Abstract

A colossal statue, originally built to honor an ancient pharaoh, still stands in Egyptian Thebes. Damaged by an earthquake, and re-identified as the Homeric hero Memnon, it was believed to “speak” regularly at daybreak. By the middle of the first century CE, the colossus had become a popular site for sacred tourism; visitors flocked to hear the miraculous sound, leaving behind over one hundred Greek and Latin inscriptions. These inscriptions are varied and diverse: brief acknowledgments of having heard Memnon’s voice; longer lists by Roman administrators including details of personal accomplishments; and elaborate elegiac poems by both amateurs and professionals. The inscribed names reveal the presence of emperors and soldiers, provincial governors and businessmen, elite women and military wives, and families with children. This study is the first complete assessment of all the inscriptions considered in their social, cultural, and historical context.
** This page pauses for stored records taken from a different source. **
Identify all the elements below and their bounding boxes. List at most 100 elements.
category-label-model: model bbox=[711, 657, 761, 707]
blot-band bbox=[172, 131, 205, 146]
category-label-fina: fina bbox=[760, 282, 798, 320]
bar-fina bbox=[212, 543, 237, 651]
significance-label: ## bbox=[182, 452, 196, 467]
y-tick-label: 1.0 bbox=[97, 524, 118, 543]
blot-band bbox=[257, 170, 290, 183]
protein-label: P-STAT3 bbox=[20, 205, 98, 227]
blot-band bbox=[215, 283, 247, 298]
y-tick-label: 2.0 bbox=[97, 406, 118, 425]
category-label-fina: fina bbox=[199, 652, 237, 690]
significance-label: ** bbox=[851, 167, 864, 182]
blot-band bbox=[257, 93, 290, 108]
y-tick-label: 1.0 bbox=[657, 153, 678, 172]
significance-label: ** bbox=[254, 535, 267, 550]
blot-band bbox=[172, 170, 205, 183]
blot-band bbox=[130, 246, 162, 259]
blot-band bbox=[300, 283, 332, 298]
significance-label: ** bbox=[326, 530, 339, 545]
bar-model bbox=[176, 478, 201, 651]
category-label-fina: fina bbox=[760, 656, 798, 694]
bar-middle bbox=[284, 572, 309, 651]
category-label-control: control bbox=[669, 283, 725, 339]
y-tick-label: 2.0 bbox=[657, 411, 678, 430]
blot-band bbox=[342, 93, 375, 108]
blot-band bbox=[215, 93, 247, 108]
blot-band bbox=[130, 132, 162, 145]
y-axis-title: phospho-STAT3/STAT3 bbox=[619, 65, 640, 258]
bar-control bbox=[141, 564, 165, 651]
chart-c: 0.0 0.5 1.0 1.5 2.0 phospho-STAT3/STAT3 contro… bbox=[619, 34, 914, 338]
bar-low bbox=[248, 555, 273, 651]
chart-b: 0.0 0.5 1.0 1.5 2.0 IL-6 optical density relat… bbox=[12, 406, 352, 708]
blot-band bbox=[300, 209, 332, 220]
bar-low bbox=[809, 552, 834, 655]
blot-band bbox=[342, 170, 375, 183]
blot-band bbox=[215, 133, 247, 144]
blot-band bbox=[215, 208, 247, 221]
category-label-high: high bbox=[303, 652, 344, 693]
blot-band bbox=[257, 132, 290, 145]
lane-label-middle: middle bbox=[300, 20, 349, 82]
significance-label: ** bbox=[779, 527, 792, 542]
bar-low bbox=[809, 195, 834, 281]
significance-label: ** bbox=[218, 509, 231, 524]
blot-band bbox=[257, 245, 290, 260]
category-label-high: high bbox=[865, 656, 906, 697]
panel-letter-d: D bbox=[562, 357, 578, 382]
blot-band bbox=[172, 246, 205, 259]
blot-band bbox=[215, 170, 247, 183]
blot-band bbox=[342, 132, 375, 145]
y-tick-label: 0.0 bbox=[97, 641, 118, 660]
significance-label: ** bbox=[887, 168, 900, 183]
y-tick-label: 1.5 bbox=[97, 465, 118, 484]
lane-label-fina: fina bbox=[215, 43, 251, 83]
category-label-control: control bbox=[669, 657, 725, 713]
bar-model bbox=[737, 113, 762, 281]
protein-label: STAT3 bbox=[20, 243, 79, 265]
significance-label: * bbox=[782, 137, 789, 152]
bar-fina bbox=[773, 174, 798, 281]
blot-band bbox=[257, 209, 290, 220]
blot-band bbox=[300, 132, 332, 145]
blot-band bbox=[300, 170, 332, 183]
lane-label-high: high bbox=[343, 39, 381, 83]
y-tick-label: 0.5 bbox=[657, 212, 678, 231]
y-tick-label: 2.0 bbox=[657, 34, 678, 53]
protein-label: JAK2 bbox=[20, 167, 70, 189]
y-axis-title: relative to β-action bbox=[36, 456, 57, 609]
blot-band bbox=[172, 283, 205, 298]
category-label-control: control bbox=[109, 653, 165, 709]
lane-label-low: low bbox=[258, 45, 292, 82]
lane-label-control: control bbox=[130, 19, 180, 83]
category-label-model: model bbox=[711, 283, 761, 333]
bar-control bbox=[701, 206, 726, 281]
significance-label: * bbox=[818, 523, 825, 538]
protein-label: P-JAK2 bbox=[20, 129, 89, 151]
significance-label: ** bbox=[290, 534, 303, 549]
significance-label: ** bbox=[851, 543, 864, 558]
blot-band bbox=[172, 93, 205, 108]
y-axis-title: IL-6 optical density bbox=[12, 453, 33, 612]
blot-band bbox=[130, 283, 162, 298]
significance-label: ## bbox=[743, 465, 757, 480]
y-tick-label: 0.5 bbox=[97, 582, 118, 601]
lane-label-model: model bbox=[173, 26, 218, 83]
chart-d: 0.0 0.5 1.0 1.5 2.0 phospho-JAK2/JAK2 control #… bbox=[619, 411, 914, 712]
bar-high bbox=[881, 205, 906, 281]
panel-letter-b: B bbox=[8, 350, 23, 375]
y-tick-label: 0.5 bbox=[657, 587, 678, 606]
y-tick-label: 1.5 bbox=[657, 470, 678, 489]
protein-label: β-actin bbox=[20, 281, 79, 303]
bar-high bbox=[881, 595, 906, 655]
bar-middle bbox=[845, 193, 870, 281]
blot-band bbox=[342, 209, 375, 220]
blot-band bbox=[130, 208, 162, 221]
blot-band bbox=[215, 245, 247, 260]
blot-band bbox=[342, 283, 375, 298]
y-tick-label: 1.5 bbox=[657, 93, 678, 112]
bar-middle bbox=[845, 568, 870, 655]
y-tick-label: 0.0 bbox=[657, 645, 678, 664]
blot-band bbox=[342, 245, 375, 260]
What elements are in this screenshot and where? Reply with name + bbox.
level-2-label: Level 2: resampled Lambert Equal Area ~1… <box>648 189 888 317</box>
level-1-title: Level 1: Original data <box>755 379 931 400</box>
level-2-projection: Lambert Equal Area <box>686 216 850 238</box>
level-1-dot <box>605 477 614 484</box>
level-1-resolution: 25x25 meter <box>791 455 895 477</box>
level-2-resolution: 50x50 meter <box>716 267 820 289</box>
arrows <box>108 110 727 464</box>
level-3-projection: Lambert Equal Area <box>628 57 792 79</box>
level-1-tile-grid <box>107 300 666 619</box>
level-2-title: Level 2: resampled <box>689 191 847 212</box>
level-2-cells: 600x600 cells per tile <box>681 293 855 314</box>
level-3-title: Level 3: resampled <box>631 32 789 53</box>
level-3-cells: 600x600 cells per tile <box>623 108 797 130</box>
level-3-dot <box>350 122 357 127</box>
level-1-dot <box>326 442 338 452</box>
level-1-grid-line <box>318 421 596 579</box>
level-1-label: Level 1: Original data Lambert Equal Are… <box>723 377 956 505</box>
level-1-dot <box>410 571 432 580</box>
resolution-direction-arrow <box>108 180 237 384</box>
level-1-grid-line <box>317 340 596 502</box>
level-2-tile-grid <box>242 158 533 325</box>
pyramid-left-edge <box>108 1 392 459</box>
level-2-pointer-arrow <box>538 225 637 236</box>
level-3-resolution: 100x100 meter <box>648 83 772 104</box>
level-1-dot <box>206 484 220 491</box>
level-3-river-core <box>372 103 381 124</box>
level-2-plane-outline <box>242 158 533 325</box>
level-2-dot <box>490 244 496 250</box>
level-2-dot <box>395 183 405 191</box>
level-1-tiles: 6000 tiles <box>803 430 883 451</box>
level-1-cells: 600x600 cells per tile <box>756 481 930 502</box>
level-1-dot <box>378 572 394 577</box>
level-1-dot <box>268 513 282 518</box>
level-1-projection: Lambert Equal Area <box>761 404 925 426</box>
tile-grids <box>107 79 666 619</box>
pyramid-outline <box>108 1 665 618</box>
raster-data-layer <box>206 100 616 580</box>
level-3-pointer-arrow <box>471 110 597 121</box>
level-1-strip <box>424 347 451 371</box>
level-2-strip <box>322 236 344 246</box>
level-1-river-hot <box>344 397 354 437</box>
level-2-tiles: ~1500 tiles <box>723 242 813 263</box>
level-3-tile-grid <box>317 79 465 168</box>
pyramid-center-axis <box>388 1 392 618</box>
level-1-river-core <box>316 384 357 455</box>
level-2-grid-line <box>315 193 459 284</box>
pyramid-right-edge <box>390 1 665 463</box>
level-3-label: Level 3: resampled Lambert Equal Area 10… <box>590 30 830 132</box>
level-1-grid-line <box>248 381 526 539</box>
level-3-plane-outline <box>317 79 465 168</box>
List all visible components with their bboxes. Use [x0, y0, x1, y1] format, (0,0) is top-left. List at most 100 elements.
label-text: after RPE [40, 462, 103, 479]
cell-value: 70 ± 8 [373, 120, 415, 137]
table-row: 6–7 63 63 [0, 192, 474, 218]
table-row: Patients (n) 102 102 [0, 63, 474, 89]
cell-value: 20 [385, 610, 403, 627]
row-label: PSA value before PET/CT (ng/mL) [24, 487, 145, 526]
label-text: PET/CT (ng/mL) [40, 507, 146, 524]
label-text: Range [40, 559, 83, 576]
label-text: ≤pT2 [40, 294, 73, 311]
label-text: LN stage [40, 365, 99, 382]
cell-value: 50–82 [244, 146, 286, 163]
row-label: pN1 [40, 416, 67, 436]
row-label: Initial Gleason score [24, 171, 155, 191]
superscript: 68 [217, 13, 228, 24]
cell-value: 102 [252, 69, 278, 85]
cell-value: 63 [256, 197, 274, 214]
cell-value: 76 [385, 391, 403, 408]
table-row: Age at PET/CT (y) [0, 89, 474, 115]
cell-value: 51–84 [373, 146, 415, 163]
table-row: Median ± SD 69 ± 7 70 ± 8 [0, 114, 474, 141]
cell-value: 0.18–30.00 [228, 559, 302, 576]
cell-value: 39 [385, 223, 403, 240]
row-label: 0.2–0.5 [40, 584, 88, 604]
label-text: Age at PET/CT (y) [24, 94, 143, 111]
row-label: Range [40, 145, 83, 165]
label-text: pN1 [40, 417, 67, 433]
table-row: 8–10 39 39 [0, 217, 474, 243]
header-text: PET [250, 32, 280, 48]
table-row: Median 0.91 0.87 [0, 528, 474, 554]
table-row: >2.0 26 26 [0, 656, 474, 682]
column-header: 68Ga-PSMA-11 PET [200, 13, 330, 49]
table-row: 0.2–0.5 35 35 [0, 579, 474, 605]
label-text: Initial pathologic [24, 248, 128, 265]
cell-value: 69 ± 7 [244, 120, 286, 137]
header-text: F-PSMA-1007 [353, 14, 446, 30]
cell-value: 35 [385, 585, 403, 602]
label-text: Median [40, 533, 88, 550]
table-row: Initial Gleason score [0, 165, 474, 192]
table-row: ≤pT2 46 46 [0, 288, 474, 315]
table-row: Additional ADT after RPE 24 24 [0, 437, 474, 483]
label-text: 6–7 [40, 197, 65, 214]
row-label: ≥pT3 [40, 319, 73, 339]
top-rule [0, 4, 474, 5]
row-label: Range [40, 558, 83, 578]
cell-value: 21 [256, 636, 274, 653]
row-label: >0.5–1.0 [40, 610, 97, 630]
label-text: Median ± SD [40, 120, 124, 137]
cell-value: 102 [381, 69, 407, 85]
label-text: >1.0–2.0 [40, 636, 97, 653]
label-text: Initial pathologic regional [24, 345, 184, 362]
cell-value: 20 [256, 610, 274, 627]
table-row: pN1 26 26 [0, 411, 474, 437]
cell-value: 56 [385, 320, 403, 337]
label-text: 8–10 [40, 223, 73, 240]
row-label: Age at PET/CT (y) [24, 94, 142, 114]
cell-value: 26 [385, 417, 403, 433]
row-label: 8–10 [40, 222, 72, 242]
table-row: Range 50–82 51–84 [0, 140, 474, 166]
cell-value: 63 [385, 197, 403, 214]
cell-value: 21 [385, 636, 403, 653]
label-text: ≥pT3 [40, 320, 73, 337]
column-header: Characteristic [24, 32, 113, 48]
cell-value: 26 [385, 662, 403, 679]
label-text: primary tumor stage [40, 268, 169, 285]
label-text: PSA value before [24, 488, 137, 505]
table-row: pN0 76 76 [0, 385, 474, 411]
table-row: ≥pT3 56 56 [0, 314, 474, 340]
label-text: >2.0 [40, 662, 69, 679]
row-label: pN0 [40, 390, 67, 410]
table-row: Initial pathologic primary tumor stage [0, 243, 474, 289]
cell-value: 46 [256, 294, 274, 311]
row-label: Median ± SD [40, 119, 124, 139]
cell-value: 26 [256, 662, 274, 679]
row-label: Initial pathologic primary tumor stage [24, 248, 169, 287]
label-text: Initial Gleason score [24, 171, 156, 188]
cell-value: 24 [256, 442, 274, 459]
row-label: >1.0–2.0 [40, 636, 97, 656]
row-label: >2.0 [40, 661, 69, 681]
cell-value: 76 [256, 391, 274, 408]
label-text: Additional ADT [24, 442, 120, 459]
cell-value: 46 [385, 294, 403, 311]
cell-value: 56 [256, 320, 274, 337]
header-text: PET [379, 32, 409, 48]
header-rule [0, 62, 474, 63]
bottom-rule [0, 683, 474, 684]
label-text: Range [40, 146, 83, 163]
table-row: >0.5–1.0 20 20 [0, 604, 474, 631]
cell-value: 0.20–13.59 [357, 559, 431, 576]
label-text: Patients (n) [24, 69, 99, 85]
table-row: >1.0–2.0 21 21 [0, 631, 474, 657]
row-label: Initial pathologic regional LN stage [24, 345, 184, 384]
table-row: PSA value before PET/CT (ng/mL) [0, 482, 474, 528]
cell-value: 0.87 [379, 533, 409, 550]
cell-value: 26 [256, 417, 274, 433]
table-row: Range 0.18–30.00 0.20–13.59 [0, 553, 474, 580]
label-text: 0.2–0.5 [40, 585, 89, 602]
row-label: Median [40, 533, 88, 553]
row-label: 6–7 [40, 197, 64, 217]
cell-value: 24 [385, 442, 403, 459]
The Memnon colossus functioned as a powerful site of engagement with the Greek past for a broad segment of society. The inscriptions shed light on attitudes toward sacred tourism, the role of Egypt in the Greco-Roman imagination, and Homer’s cultural legacy in the imperial era. Visitors sought a “close encounter” with this ghost from the Homeric past anchored in the Egyptian present. Their inscriptions idealize Greece by echoing archaic literature at the same time as they reflect their own historical horizon. While Memnon’s voice falls silent by the end of the second century CE, the statue finds new worshippers among Romantic poets in nineteenth-century Europe.